You can store bromine water for a short time in a tightly closed container, protected from light and in a cool place, but it is better to try it right away. If you made starch iodine papers according to the recipe from the second section of the cycle, put a drop of bromine water on the paper. A dark spot will immediately appear, signaling the formation of free iodine:

2KI + Br.₂ → i₂ + KVg

Just as bromine is obtained from sea water by displacing it from bromides with a stronger oxidizing agent (), so bromine displaces iodine weaker than it from iodides (of course, chlorine will also displace iodine).

If you do not have starch iodine paper, pour a solution of potassium iodide into a test tube and add a few drops of bromine water. The solution darkens, and when a starch indicator (a suspension of potato flour in water) is added, it turns dark blue - the result indicates the appearance of free iodine (5). 

Two kitchen experiments.

Of the many experiments with bromine water, I suggest two for which you will need reagents from the kitchen. In the first, take out a bottle of rapeseed oil,

sunflower or olive oil. Pour a small amount of vegetable oil into a test tube with bromine water and shake the contents so that the reagents mix well.

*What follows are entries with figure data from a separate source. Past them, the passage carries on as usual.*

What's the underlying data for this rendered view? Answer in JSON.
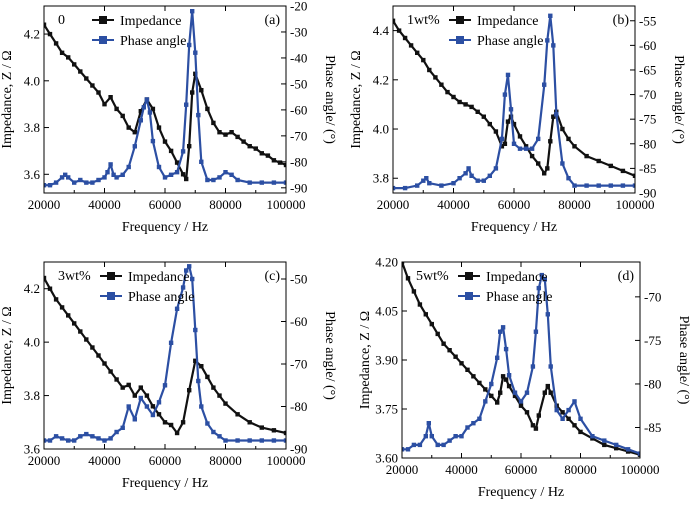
{
  "colors": {
    "impedance": "#111111",
    "phase": "#2c4fa3",
    "axis": "#000000"
  },
  "chart_data": [
    {
      "type": "line",
      "panel_label": "(a)",
      "content_label": "0",
      "xlabel": "Frequency / Hz",
      "ylabel": "Impedance, Z / Ω",
      "y2label": "Phase angle/ (°)",
      "xlim": [
        20000,
        100000
      ],
      "ylim": [
        3.52,
        4.32
      ],
      "y2lim": [
        -92,
        -20
      ],
      "xticks": [
        20000,
        40000,
        60000,
        80000,
        100000
      ],
      "yticks": [
        3.6,
        3.8,
        4.0,
        4.2
      ],
      "y2ticks": [
        -90,
        -80,
        -70,
        -60,
        -50,
        -40,
        -30,
        -20
      ],
      "legend": [
        "Impedance",
        "Phase angle"
      ],
      "legend_position": "top-left",
      "grid": false,
      "series": [
        {
          "name": "Impedance",
          "axis": "left",
          "x": [
            20000,
            22000,
            24000,
            26000,
            28000,
            30000,
            32000,
            34000,
            36000,
            38000,
            40000,
            42000,
            44000,
            46000,
            48000,
            50000,
            52000,
            54000,
            56000,
            58000,
            60000,
            62000,
            64000,
            66000,
            67000,
            68000,
            69000,
            70000,
            72000,
            74000,
            76000,
            78000,
            80000,
            82000,
            84000,
            86000,
            88000,
            90000,
            92000,
            94000,
            96000,
            98000,
            100000
          ],
          "values": [
            4.24,
            4.2,
            4.16,
            4.12,
            4.1,
            4.07,
            4.04,
            4.01,
            3.98,
            3.95,
            3.9,
            3.93,
            3.88,
            3.85,
            3.8,
            3.78,
            3.87,
            3.92,
            3.88,
            3.8,
            3.74,
            3.7,
            3.65,
            3.6,
            3.58,
            3.72,
            3.95,
            4.03,
            3.96,
            3.88,
            3.82,
            3.78,
            3.77,
            3.78,
            3.76,
            3.74,
            3.72,
            3.71,
            3.69,
            3.68,
            3.66,
            3.65,
            3.64
          ]
        },
        {
          "name": "Phase angle",
          "axis": "right",
          "x": [
            20000,
            22000,
            24000,
            26000,
            27000,
            28000,
            30000,
            32000,
            34000,
            36000,
            38000,
            40000,
            41000,
            42000,
            43000,
            44000,
            46000,
            48000,
            50000,
            52000,
            53000,
            54000,
            55000,
            56000,
            58000,
            60000,
            62000,
            64000,
            66000,
            67000,
            68000,
            69000,
            70000,
            71000,
            72000,
            74000,
            76000,
            78000,
            80000,
            82000,
            84000,
            88000,
            92000,
            96000,
            100000
          ],
          "values": [
            -89,
            -89,
            -88,
            -86,
            -85,
            -86,
            -88,
            -87,
            -88,
            -88,
            -87,
            -86,
            -84,
            -81,
            -85,
            -86,
            -85,
            -82,
            -74,
            -64,
            -59,
            -56,
            -61,
            -72,
            -82,
            -86,
            -85,
            -84,
            -76,
            -58,
            -35,
            -22,
            -38,
            -62,
            -80,
            -87,
            -87,
            -86,
            -84,
            -85,
            -87,
            -88,
            -88,
            -88,
            -88
          ]
        }
      ]
    },
    {
      "type": "line",
      "panel_label": "(b)",
      "content_label": "1wt%",
      "xlabel": "Frequency / Hz",
      "ylabel": "Impedance, Z / Ω",
      "y2label": "Phase angle/ (°)",
      "xlim": [
        20000,
        100000
      ],
      "ylim": [
        3.74,
        4.5
      ],
      "y2lim": [
        -90,
        -52
      ],
      "xticks": [
        20000,
        40000,
        60000,
        80000,
        100000
      ],
      "yticks": [
        3.8,
        4.0,
        4.2,
        4.4
      ],
      "y2ticks": [
        -90,
        -85,
        -80,
        -75,
        -70,
        -65,
        -60,
        -55
      ],
      "legend": [
        "Impedance",
        "Phase angle"
      ],
      "legend_position": "top-left",
      "grid": false,
      "series": [
        {
          "name": "Impedance",
          "axis": "left",
          "x": [
            20000,
            22000,
            24000,
            26000,
            28000,
            30000,
            32000,
            34000,
            36000,
            38000,
            40000,
            42000,
            44000,
            46000,
            48000,
            50000,
            52000,
            54000,
            56000,
            57000,
            58000,
            59000,
            60000,
            62000,
            64000,
            66000,
            68000,
            70000,
            71000,
            72000,
            73000,
            74000,
            76000,
            78000,
            80000,
            84000,
            88000,
            92000,
            96000,
            100000
          ],
          "values": [
            4.44,
            4.4,
            4.37,
            4.34,
            4.31,
            4.28,
            4.24,
            4.21,
            4.18,
            4.15,
            4.13,
            4.11,
            4.1,
            4.09,
            4.07,
            4.05,
            4.02,
            3.99,
            3.93,
            3.94,
            4.03,
            4.05,
            4.02,
            3.97,
            3.93,
            3.89,
            3.86,
            3.82,
            3.84,
            3.95,
            4.05,
            4.07,
            4.0,
            3.96,
            3.93,
            3.89,
            3.87,
            3.85,
            3.83,
            3.81
          ]
        },
        {
          "name": "Phase angle",
          "axis": "right",
          "x": [
            20000,
            24000,
            28000,
            30000,
            31000,
            32000,
            36000,
            40000,
            42000,
            44000,
            45000,
            46000,
            48000,
            50000,
            52000,
            54000,
            56000,
            57000,
            58000,
            59000,
            60000,
            62000,
            64000,
            66000,
            68000,
            70000,
            71000,
            72000,
            73000,
            74000,
            76000,
            78000,
            80000,
            84000,
            88000,
            92000,
            96000,
            100000
          ],
          "values": [
            -89,
            -89,
            -88.5,
            -87.5,
            -87,
            -88,
            -88.5,
            -88,
            -87,
            -86,
            -85,
            -86.5,
            -87.5,
            -87.5,
            -86.5,
            -85,
            -79,
            -70,
            -66,
            -73,
            -80,
            -81,
            -81,
            -81,
            -79,
            -68,
            -59,
            -54,
            -60,
            -74,
            -84,
            -87,
            -88.5,
            -88.5,
            -88.5,
            -88.5,
            -88.5,
            -88.5
          ]
        }
      ]
    },
    {
      "type": "line",
      "panel_label": "(c)",
      "content_label": "3wt%",
      "xlabel": "Frequency / Hz",
      "ylabel": "Impedance, Z / Ω",
      "y2label": "Phase angle/ (°)",
      "xlim": [
        20000,
        100000
      ],
      "ylim": [
        3.6,
        4.3
      ],
      "y2lim": [
        -90,
        -46
      ],
      "xticks": [
        20000,
        40000,
        60000,
        80000,
        100000
      ],
      "yticks": [
        3.6,
        3.8,
        4.0,
        4.2
      ],
      "y2ticks": [
        -90,
        -80,
        -70,
        -60,
        -50
      ],
      "legend": [
        "Impedance",
        "Phase angle"
      ],
      "legend_position": "top-left",
      "grid": false,
      "series": [
        {
          "name": "Impedance",
          "axis": "left",
          "x": [
            20000,
            22000,
            24000,
            26000,
            28000,
            30000,
            32000,
            34000,
            36000,
            38000,
            40000,
            42000,
            44000,
            46000,
            48000,
            50000,
            52000,
            54000,
            56000,
            58000,
            60000,
            62000,
            64000,
            66000,
            68000,
            70000,
            72000,
            74000,
            76000,
            78000,
            80000,
            84000,
            88000,
            92000,
            96000,
            100000
          ],
          "values": [
            4.24,
            4.2,
            4.16,
            4.13,
            4.1,
            4.07,
            4.04,
            4.01,
            3.98,
            3.95,
            3.92,
            3.89,
            3.86,
            3.83,
            3.84,
            3.8,
            3.83,
            3.8,
            3.76,
            3.73,
            3.7,
            3.69,
            3.66,
            3.7,
            3.82,
            3.93,
            3.91,
            3.87,
            3.83,
            3.8,
            3.77,
            3.73,
            3.7,
            3.68,
            3.67,
            3.66
          ]
        },
        {
          "name": "Phase angle",
          "axis": "right",
          "x": [
            20000,
            22000,
            24000,
            26000,
            28000,
            30000,
            32000,
            34000,
            36000,
            38000,
            40000,
            42000,
            44000,
            46000,
            48000,
            50000,
            52000,
            54000,
            56000,
            58000,
            60000,
            62000,
            64000,
            66000,
            67000,
            68000,
            69000,
            70000,
            71000,
            72000,
            74000,
            76000,
            78000,
            80000,
            84000,
            88000,
            92000,
            96000,
            100000
          ],
          "values": [
            -88,
            -88,
            -87,
            -87.5,
            -88,
            -88,
            -87,
            -86.5,
            -87,
            -87.5,
            -88,
            -87.5,
            -86,
            -85,
            -80,
            -83,
            -78,
            -80,
            -82,
            -79,
            -75,
            -65,
            -57,
            -52,
            -48,
            -47,
            -50,
            -62,
            -74,
            -80,
            -84,
            -86,
            -87,
            -88,
            -88,
            -88,
            -88,
            -88,
            -88
          ]
        }
      ]
    },
    {
      "type": "line",
      "panel_label": "(d)",
      "content_label": "5wt%",
      "xlabel": "Frequency / Hz",
      "ylabel": "Impedance, Z / Ω",
      "y2label": "Phase angle/ (°)",
      "xlim": [
        20000,
        100000
      ],
      "ylim": [
        3.6,
        4.2
      ],
      "y2lim": [
        -88.5,
        -66
      ],
      "xticks": [
        20000,
        40000,
        60000,
        80000,
        100000
      ],
      "yticks": [
        3.6,
        3.75,
        3.9,
        4.05,
        4.2
      ],
      "y2ticks": [
        -85,
        -80,
        -75,
        -70
      ],
      "legend": [
        "Impedance",
        "Phase angle"
      ],
      "legend_position": "top-left",
      "grid": false,
      "series": [
        {
          "name": "Impedance",
          "axis": "left",
          "x": [
            20000,
            22000,
            24000,
            26000,
            28000,
            30000,
            32000,
            34000,
            36000,
            38000,
            40000,
            42000,
            44000,
            46000,
            48000,
            50000,
            52000,
            53000,
            54000,
            55000,
            56000,
            58000,
            60000,
            62000,
            64000,
            65000,
            66000,
            68000,
            69000,
            70000,
            72000,
            74000,
            76000,
            78000,
            80000,
            84000,
            88000,
            92000,
            96000,
            100000
          ],
          "values": [
            4.2,
            4.15,
            4.11,
            4.07,
            4.04,
            4.01,
            3.98,
            3.95,
            3.93,
            3.91,
            3.89,
            3.87,
            3.85,
            3.83,
            3.81,
            3.79,
            3.77,
            3.8,
            3.85,
            3.84,
            3.82,
            3.79,
            3.76,
            3.74,
            3.7,
            3.69,
            3.73,
            3.8,
            3.82,
            3.8,
            3.76,
            3.74,
            3.72,
            3.7,
            3.68,
            3.66,
            3.64,
            3.63,
            3.62,
            3.61
          ]
        },
        {
          "name": "Phase angle",
          "axis": "right",
          "x": [
            20000,
            22000,
            24000,
            26000,
            28000,
            29000,
            30000,
            32000,
            34000,
            36000,
            38000,
            40000,
            42000,
            44000,
            46000,
            48000,
            50000,
            52000,
            53000,
            54000,
            55000,
            56000,
            58000,
            60000,
            62000,
            64000,
            65000,
            66000,
            67000,
            68000,
            69000,
            70000,
            72000,
            74000,
            76000,
            78000,
            80000,
            84000,
            88000,
            92000,
            96000,
            100000
          ],
          "values": [
            -87.5,
            -87.5,
            -87,
            -87,
            -86,
            -84.5,
            -86,
            -87,
            -87,
            -86.5,
            -86,
            -86,
            -85,
            -84.5,
            -84,
            -82,
            -80,
            -77,
            -74,
            -73.5,
            -76,
            -79,
            -81,
            -82,
            -81,
            -78,
            -74,
            -69,
            -67.5,
            -68,
            -72,
            -78,
            -83,
            -84,
            -83,
            -82,
            -84,
            -86,
            -86.5,
            -87,
            -87.5,
            -88
          ]
        }
      ]
    }
  ]
}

As the labile emulsion breaks down, oil will be at the top (less dense than water) and bromine water at the bottom. However, the water layer has lost its yellowish color. This effect "prohibits" the aqueous solution and uses it to react with the components of the oil (6). 

Vegetable oil contains quite a lot of unsaturated fatty acids (combining with glycerin to form fats). Bromine atoms are attached to double bonds in the molecules of these acids, forming the corresponding bromine derivatives. A change in the color of bromine water is an indication that unsaturated organic compounds are present in the test sample, i.e. compounds that have double or triple bonds between carbon atoms (7). 

For the second kitchen experiment, prepare baking soda, i.e. sodium bicarbonate, NaHCO.₃, and two sugars - glucose and fructose. You can buy soda and glucose at the grocery store, and fructose at the diabetic kiosk or health food store. Glucose and fructose form sucrose, which is a common sugar. In addition, they are very similar in properties and have the same total formula, and if this was not enough, they easily pass into each other. True, there are differences between them: fructose is sweeter than glucose, and in solution it turns the plane of light in the other direction. However, for identification, you will use the difference in chemical structure: glucose is an aldehyde, and fructose is a ketone.

You may remember that reducing sugars are identified using the Trommer and Tollens tests. External view of brick Cu deposit₂O (in the first attempt) or a silver mirror (in the second) indicates the presence of reducing compounds, such as aldehydes.

However, these attempts do not distinguish between glucose aldehyde and fructose ketone, since fructose will quickly change its structure in the reaction medium, turning into glucose. A thinner reagent is needed.

This is where bromine water comes into play. Make solutions: glucose with the addition of NaHCO₃ and fructose, also with the addition of baking soda. Pour the prepared glucose solution into one test tube with bromine water, and the fructose solution into the other, also with bromine water. The difference is clearly visible: bromine water decolorized under the action of glucose solution, and fructose did not cause any changes. The two sugars can only be distinguished in a slightly alkaline environment (provided with sodium bicarbonate) and with a mild oxidizing agent, i.e. bromine water. The use of a strongly alkaline solution (necessary for the Trommer and Tollens tests) causes rapid conversion of one sugar into another and discoloration of bromine water also by fructose. If you want to know, repeat the test using sodium hydroxide instead of baking soda.